On the provision being discriminatory, Divan emphasised that the communique between India and Bangladesh does not set out any justification for singling out Assam and the Union government’s affidavit recognises the impact on all other border states.

The CJI remarked that the Parliament showed leniency for the grant of citizenship until 1966 since people had already been residing in Assam for the previous 19 years.

To this, Divan replied that even after the legislation relating to Section 6A was passed in 1985, the Union and state governments failed to take any steps, including conducting a census.

On the contention that it is State’s duty to proportionately respond to a situation under international law, Divan argued that the minimum standards for those escaping violence, as provided under international humanitarian law, are short of citizenship. 

Limited powers of the Parliament

Advocate K.N. Choudhury, appearing for a second batch of petitioners, referred to a report by the home ministry.

From the report, Choudhury highlighted that the northeastern states comprise an estimated 12 million foreigners, and are striven with economic, political and ethnic clashes.

Further, it was also emphasised by Choudhury that the report says 32 percent of the constituencies in Assam are dominated by illegal immigrants.

According to Choudhury, the plenary powers of Parliament are subject to limitation.

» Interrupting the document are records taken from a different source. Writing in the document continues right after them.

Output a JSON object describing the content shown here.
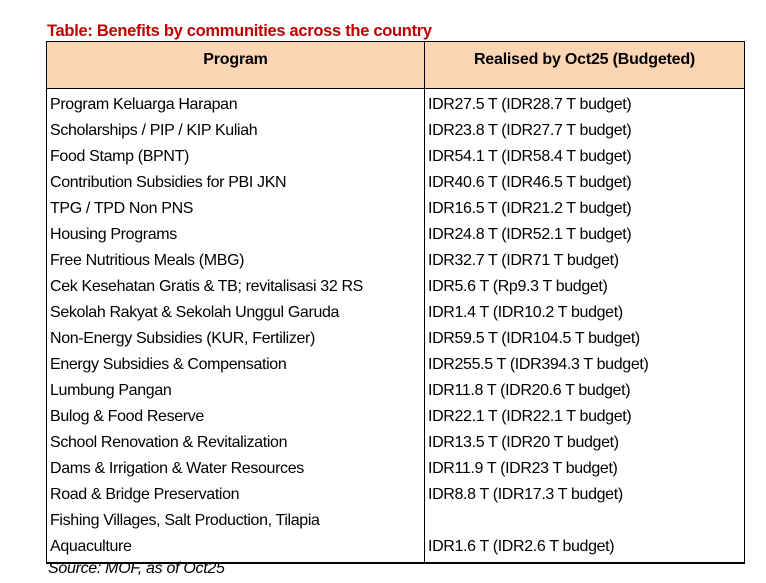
{
  "title": "Table: Benefits by communities across the country",
  "headers": [
    "Program",
    "Realised by Oct25 (Budgeted)"
  ],
  "programs": [
    "Program Keluarga Harapan",
    "Scholarships / PIP / KIP Kuliah",
    "Food Stamp (BPNT)",
    "Contribution Subsidies for PBI JKN",
    "TPG / TPD Non PNS",
    "Housing Programs",
    "Free Nutritious Meals (MBG)",
    "Cek Kesehatan Gratis & TB; revitalisasi 32 RS",
    "Sekolah Rakyat & Sekolah Unggul Garuda",
    "Non-Energy Subsidies (KUR, Fertilizer)",
    "Energy Subsidies & Compensation",
    "Lumbung Pangan",
    "Bulog & Food Reserve",
    "School Renovation & Revitalization",
    "Dams & Irrigation & Water Resources",
    "Road & Bridge Preservation",
    "Fishing Villages, Salt Production, Tilapia",
    "Aquaculture"
  ],
  "values": [
    "IDR27.5 T (IDR28.7 T budget)",
    "IDR23.8 T (IDR27.7 T budget)",
    "IDR54.1 T (IDR58.4 T budget)",
    "IDR40.6 T (IDR46.5 T budget)",
    "IDR16.5 T (IDR21.2 T budget)",
    "IDR24.8 T (IDR52.1 T budget)",
    "IDR32.7 T (IDR71 T budget)",
    "IDR5.6 T (Rp9.3 T budget)",
    "IDR1.4 T (IDR10.2 T budget)",
    "IDR59.5 T (IDR104.5 T budget)",
    "IDR255.5 T (IDR394.3 T budget)",
    "IDR11.8 T (IDR20.6 T budget)",
    "IDR22.1 T (IDR22.1 T budget)",
    "IDR13.5 T (IDR20 T budget)",
    "IDR11.9 T (IDR23 T budget)",
    "IDR8.8 T (IDR17.3 T budget)",
    "",
    "IDR1.6 T (IDR2.6 T budget)"
  ],
  "source": "Source: MOF, as of Oct25"
}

He claimed that Section 6A poses a security threat to the country, making its object unlawful and hence, liable to be struck down.

Choudhury submitted that the government has failed to address the issue and ought to formulate more stringent legislation.

Finally, it was stressed by Choudhury that all individuals who entered Assam after 1971 should be identified by an exercise and relocated to other states all over the country.

Senior advocate Vijay Hansaria, representing a third batch of petitioners, submitted that Article 6 of the Constitution provides conditions for the grant of citizenship to those who migrated to India after July 19, 1948.

The “open-ended clause” of Section 6A, which shifts the date from 1948 to 1966, marks a fundamental difference with Article 6 of the Constitution.

Choudhury highlighted that the Parliament’s powers under Article 11 of the Constitution do not apply to persons covered under Articles 6 and 7 of the Constitution.

The matter has been reserved for judgment.